紧随其后挤进洞内的几个村民,也被这洞窟的规模和中央的祭坛惊了一下,但看到白青山怀里的亦落,立刻围了上来。
“怎么样?”
“还有气吗?”
白青山强迫自己镇定下来,他是家里的顶梁柱,现在更是妹妹唯一的依靠。
他深吸一口气,压下喉咙里的哽咽,开始快速而仔细地检查亦落的身体。
撩开被荆棘划破的裤腿,小腿上一片青紫肿胀,还有几道已经结痂的深长刮痕,显然是跌落时受的伤。额角也有一块磕碰后的瘀青。
每一处伤口都像刀子割在白青山的心上。他的眼眶瞬间红了,却死死忍住没有落泪。
就在这时,他注意到亦落的右手,紧紧攥成拳头,指节因为过度用力而泛白,甚至微微痉挛,仿佛死也要护住手里的东西。
他小心地、一根手指一根手指地掰开那冰冷僵硬的小手——一株已经被揉搓得有些变形、叶片蔫黄却形态完整的草药,静静躺在她的掌心。
是石见穿。
白青山认得这草药,也知道母亲正需要它。看着妹妹即使在昏迷中,也死死护着这株可能救母亲命的草药。
这个沉默寡言的汉子终于再也忍不住,一滴滚烫的泪水砸落在亦落滚烫的额头上,迅速洇开。
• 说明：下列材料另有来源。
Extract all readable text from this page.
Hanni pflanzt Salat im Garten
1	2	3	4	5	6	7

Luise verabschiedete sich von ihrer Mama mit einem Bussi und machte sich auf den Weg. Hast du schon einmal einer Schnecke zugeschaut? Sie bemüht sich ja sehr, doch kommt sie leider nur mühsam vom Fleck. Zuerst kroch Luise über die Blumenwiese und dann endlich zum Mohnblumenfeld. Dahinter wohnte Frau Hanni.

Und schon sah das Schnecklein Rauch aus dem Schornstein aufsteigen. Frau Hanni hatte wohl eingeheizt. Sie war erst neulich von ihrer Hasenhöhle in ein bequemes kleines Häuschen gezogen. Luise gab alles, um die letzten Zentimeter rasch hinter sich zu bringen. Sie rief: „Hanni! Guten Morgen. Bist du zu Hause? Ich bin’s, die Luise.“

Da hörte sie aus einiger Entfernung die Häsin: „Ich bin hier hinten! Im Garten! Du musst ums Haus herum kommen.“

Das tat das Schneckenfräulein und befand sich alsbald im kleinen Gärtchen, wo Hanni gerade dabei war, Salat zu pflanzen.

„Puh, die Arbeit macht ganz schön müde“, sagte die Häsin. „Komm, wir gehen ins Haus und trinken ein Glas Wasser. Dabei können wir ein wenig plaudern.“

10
“还有气,就是烧得厉害,身上有伤。”白青山的声音沙哑得厉害,向围过来的村民说明情况,“得赶紧弄回去!”
村民们闻言,都松了口气。人还活着,就是万幸。
有人举高火把,好奇地打量着这个巨大的洞窟和中央的祭坛。
“这地方可真怪……”
“像是个老祭坛,怕不是古人留下的?”
“这丫头运气算好的,找到这么个地方避雨,不然昨晚非得……”
他们议论着,目光扫过洞壁。火光摇曳,隐约能照见壁上似乎有些模糊的、大片大片的刻痕阴影,但无人有心细看,只觉得是岁月侵蚀的痕迹或是古人无意义的涂鸦。
祭坛上空空如也,那枚曾悬浮其上、流光溢彩的眼瞳状晶石,早已在完成使命后消散于无形,没有留下任何存在的证据。
在村民们看来,这只是一个罕见的、内部规整的大型山洞,是亦落不幸中的万幸,一个绝佳的避雨处,仅此而已。
没有人感知到那曾充盈此地的磅礴能量,也没有人察觉到此地有何非凡之处。